Synesthesia: A Blending of The Senses

Synesthesia, a neurological trait with more than 80 forms and growing numbers of people who recognize it in themselves, is mostly associated with famous creatives who have possessed it–from Pharrell Williams to David Hockney and from Mary J. Blige to Marilyn Monroe.

In essence, synesthesia is "bonus senses." In short, people with synesthesia can hear colors or see sounds.

To break this down a bit more, synesthetes have the normal, primary response to, say, seeing the number “5” in newsprint. They know it is black ink on a somewhat beige background. But simultaneously, they may see a navy blue aura around the numeral or simply associate the color with the number but not visualize the blue.

Synesthesia experiences range from colored numbers and letters to seeing colored forms when composing music, to the more rare spatial kind where people see categories like time or lists of things around them in space. The prominent neuroscientist Dr. David Eagleman told me the most interesting form of the latter he ever heard of was an Indian man who didn’t see the caste system of his homeland as a list, but rather, encircling him.

The latest form of the trait being studied in earnest in laboratories worldwide may be the most mind-blowing of all.  Mirror-touch synesthesia (MTS).

Touching The World

MTS causes profound empathy and physical effects in approximately 1.6 percent of people, and it has to do with something called "mirror neurons."

As the National Center for Biotechnology Information explains, "Mirror neurons are a class of neuron that modulate their activity both when an individual executes a specific motor act and when they observe the same or similar act performed by another individual."

For example, there is Megan Pohlman, a St. Louis, Missouri nurse who literally feels the pain her pediatric patients experience. And  Jason Padgett, the Tacoma, Washington acquired savant and synesthete (with whom I co-authored Struck by Genius), had experiences in a pain management clinic which included not only overcoming his own pain from a brain injury sustained in a mugging but the pain of all the other clients attending with him and sharing their stories.

The trait is, as previously mentioned, due to mirror-touch neurons in the brain, which were first observed in 1996 in macaque monkeys by three researchers. Not only did they fire up when the monkeys performed activities, but the same clusters lit up on brain imaging machines when they observed other monkeys doing so.
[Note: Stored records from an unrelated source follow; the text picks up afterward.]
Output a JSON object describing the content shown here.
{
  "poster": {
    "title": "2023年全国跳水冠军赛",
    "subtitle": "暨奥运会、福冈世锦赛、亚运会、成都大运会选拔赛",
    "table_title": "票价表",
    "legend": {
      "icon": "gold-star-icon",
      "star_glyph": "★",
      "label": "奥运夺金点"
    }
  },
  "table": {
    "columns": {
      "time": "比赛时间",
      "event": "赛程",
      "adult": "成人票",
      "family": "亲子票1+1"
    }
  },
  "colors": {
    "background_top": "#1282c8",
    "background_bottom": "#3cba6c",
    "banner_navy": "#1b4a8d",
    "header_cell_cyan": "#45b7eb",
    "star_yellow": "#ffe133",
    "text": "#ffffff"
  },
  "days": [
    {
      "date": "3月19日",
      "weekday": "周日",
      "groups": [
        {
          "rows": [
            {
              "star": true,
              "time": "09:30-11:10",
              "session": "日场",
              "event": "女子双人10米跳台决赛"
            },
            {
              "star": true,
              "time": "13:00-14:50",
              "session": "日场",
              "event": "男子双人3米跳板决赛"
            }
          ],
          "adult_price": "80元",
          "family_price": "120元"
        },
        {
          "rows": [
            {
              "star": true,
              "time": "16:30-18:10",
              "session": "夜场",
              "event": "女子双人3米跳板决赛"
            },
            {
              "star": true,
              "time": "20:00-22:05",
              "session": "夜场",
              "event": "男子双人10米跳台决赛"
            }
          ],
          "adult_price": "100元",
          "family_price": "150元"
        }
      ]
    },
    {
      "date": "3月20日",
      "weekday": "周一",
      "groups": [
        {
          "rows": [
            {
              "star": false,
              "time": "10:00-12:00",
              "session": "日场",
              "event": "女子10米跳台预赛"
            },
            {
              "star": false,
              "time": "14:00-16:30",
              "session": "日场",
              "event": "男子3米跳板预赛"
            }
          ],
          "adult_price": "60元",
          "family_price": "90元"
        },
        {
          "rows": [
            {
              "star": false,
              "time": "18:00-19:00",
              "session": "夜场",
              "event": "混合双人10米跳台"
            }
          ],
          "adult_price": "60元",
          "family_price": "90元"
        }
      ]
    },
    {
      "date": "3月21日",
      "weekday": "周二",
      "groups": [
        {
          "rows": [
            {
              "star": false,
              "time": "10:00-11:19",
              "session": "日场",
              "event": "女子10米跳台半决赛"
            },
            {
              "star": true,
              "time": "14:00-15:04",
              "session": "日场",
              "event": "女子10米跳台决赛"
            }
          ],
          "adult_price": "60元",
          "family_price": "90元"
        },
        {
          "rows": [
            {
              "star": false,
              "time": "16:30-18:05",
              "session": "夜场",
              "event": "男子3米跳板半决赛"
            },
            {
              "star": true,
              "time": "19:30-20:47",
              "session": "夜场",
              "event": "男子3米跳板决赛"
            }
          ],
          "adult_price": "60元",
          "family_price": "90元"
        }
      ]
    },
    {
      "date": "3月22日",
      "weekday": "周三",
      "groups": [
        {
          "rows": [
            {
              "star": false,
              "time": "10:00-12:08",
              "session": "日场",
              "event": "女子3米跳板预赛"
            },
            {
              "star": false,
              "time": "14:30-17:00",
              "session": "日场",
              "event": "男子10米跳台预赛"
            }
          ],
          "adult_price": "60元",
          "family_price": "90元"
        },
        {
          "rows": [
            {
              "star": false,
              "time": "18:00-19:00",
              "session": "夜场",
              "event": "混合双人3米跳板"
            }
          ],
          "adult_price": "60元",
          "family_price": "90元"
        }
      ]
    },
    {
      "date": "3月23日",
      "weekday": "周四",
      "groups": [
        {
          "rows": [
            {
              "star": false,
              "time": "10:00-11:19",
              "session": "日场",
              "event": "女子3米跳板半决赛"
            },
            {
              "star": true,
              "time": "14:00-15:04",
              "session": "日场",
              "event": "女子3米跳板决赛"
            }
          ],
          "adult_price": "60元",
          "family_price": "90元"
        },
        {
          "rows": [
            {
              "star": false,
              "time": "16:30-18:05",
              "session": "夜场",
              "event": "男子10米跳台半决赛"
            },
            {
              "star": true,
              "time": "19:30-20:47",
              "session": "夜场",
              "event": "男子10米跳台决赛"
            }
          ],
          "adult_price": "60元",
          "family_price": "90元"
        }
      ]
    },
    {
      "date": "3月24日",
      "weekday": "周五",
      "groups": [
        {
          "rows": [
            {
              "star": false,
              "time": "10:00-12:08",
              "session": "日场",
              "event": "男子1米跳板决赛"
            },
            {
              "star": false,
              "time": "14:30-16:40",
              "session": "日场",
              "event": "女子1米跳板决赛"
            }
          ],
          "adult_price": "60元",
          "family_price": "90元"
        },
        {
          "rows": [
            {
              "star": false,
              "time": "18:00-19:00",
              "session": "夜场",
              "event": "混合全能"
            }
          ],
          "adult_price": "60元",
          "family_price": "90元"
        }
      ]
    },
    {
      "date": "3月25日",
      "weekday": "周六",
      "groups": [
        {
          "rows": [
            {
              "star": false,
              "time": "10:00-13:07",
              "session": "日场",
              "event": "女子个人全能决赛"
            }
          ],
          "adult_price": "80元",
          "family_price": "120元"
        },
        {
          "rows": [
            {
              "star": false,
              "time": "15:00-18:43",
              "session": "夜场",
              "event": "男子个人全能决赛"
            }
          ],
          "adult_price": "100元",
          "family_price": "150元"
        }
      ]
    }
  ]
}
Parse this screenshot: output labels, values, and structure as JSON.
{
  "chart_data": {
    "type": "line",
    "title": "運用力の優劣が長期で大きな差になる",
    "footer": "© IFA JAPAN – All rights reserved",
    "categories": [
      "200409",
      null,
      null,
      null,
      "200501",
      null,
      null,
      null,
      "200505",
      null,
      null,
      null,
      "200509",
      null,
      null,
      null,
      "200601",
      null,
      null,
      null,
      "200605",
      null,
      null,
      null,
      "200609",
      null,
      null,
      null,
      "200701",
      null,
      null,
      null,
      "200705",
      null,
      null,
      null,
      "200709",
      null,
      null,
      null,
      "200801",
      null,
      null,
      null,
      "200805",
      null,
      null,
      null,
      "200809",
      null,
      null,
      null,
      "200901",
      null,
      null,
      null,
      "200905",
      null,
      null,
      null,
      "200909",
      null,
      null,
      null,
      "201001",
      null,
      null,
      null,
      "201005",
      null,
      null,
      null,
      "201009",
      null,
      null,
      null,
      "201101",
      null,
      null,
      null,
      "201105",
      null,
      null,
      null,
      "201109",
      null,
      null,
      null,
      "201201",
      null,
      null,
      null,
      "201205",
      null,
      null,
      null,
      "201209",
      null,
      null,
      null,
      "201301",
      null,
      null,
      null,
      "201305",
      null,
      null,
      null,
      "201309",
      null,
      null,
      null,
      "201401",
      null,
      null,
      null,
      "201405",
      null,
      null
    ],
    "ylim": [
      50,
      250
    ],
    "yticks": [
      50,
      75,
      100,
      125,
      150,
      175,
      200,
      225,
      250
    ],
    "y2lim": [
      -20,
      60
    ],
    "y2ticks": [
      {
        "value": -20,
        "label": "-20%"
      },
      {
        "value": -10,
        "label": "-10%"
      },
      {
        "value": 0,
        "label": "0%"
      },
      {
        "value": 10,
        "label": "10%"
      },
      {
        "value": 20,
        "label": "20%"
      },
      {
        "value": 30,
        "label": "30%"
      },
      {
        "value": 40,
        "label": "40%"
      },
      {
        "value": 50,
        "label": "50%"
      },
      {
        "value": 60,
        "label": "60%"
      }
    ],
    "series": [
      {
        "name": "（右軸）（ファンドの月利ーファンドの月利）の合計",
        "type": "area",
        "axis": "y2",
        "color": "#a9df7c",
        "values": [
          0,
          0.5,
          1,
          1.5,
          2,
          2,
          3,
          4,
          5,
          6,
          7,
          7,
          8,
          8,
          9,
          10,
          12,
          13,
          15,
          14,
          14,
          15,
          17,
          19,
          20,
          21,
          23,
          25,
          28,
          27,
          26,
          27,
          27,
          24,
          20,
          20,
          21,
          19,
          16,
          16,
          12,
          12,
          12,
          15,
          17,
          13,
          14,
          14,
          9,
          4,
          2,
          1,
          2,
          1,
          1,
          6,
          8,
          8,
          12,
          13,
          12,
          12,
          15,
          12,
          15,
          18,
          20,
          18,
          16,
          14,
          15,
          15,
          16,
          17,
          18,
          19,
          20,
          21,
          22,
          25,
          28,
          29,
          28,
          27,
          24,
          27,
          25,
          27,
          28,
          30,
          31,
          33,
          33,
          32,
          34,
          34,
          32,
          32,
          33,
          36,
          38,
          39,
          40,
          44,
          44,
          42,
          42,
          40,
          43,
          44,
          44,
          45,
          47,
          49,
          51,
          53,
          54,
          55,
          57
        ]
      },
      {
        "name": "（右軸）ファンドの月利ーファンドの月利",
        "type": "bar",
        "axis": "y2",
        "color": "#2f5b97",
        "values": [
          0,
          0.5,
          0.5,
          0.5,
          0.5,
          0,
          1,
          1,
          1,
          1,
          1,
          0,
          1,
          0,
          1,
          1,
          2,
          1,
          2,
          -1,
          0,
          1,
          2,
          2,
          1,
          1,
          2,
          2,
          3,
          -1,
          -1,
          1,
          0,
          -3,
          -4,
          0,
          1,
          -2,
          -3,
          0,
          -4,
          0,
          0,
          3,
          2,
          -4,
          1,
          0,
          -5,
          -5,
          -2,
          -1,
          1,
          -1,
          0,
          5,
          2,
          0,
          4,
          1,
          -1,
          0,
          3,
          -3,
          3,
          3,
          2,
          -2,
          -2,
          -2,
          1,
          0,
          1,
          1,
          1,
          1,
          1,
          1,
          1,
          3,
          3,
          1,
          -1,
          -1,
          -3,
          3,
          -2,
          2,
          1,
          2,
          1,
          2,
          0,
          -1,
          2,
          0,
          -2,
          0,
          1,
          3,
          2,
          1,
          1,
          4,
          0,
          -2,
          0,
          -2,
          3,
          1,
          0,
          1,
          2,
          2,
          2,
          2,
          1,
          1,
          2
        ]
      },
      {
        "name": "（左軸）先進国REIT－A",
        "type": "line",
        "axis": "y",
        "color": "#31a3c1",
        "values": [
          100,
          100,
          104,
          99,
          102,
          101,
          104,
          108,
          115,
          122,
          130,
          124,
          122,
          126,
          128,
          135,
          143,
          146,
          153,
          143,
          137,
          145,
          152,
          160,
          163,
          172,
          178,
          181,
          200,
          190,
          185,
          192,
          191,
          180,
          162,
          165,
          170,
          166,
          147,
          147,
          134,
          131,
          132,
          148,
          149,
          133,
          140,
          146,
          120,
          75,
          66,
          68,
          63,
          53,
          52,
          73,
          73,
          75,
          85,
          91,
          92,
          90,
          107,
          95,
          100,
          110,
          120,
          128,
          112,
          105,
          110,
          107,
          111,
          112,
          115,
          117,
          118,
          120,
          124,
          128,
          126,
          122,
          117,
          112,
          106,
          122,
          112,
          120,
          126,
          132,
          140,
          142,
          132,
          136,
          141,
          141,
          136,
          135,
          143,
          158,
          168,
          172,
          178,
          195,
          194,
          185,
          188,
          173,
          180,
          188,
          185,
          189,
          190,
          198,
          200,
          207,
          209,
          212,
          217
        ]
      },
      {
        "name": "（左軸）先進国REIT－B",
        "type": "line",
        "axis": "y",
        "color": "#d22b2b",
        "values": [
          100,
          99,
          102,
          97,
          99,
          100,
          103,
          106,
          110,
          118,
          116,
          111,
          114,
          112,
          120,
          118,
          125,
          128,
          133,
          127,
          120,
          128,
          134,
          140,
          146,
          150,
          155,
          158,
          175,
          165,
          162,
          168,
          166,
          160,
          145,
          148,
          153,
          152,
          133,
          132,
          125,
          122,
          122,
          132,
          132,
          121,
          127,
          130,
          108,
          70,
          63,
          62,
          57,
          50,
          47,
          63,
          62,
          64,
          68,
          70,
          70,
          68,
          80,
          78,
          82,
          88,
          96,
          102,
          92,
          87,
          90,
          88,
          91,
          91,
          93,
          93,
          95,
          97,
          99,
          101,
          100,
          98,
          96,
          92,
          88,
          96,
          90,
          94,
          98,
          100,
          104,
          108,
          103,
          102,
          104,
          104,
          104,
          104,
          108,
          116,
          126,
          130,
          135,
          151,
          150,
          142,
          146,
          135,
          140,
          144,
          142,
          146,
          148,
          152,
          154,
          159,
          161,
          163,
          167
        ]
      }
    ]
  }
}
The neurons are found in a part of the brain called the premotor cortex, which is responsible for planning action in the future.

Within the mirror-touch community, there is a cluster of millennials whose profound empathy even extends to the inanimate. I call them “machine synesthetes.” Catherine Johnston, 24, of Tasmania, Australia, cannot help but move her body in a mirror pattern to many things in motion–from the flap on the heater in her home to involuntarily being thrown forward when a car crashed near her but did not hit her. “The closer they are or the bigger the movement, the worse they are,” she explained.

Vanessa Ki, 24, of Melbourne Australia, doesn’t simply identify with the avatars in the video games she likes to play, but literally feels the wind rushing by her as they run or pain if they fall to the ground.

A post-doctoral psychology student, she knows it’s not herself in the game, she explains, because in real life she experiences a fear of heights which is never present as the video heroines leap and fly. “I feel the gravity when they jump down.” Nessa, as she likes to be known, offered this example of a favorite game which gives her literal physical sensations:

Recently, the Pacific Standard featured a story on Harvard medical resident Joel Salinas. Dr. Salinas is a mirror-touch synesthete and can even feel the physical sensations that non-communicative patients are experiencing.  The story may lead to a new television pilot about a doctor based on Salinas called “Sensory” for CBS-TV, though initial plans for its debut hit a wall due to casting issues.

If the human mind can be likened to a computer, then mirror-touch synesthesia seems to demonstrate that humanity is indeed, a network.